Volvió a la realidad. Cogió otro legajo. En él había una fecha: ¡1305! Era el año de la muerte de su mujer, Juana, que había aportado Navarra al reino; y a él, el único amor de su vida. Jamás deseó otra mujer, desde hacía nueve años que había muerto jamás miró a otras. Pero apenas se había quitado las ropas de luto cuando estallaron motines. París se sublevó contra sus ordenanzas, y tuvo que refugiarse en el Temple. Y al año siguiente, hacía detener a los mismos que lo habían acogido y defendido…
Nogaret había conservado sus notas sobre la marcha del proceso.
¿Y ahora? Después de tantos otros, la figura de Nogaret desaparecerá del mundo. Sólo quedaban de él esos legajos de escritura, testigos de su labor.
“¡Cuántas cosas duermen aquí! —pensó el rey—. ¡Cuántos procesos, torturas, muertes!”
Con los ojos fijos, meditaba.
“¡Por qué? —se preguntaba—. ¿Con qué fin? ¿Dónde están mis victorias? Gobernar es una obra sin final. Quizá me quedan sólo unas semanas de vida. Y ¿qué he hecho yo que tenga asegurada su permanencia después de mí…?
Volvía a experimentar la gran ansiedad de acción que siente el hombre acosado por la idea de su propia muerte.

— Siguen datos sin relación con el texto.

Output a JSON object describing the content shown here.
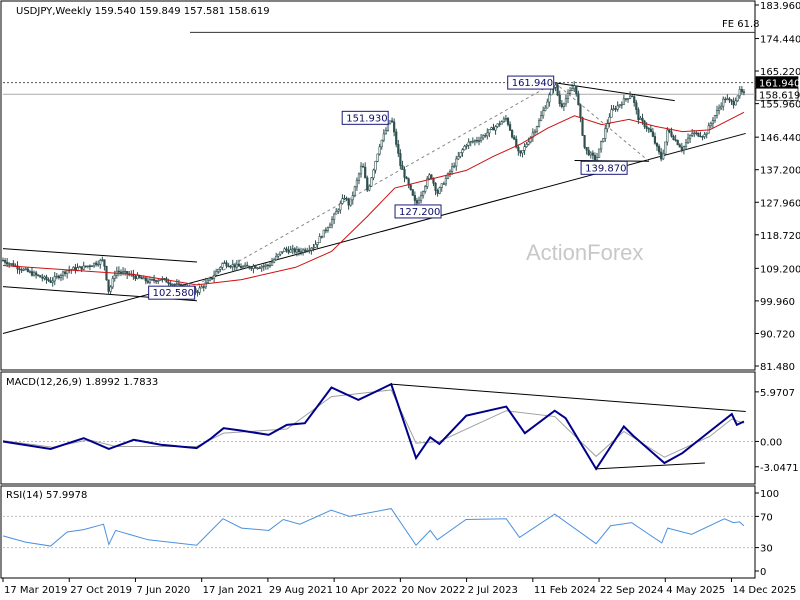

Marigny, con el mentón en la mano, permanecía inmóvil, inquieto por la preocupación del rey. Todo le había resultado relativamente fácil al coadjutor en el ejercicio de sus tareas y sus cargos. Todo, excepto comprender los silencios de su soberano.
—Hicimos que el Papa Bonifacio canonizara a mi abuelo el rey Luis —dijo Felipe el Hermoso—, pero ¿fue en realidad un santo?
—Su canonización fue útil al reino,
sire
—respondió Marigny—. Una familia real es más respetada si cuenta con un santo.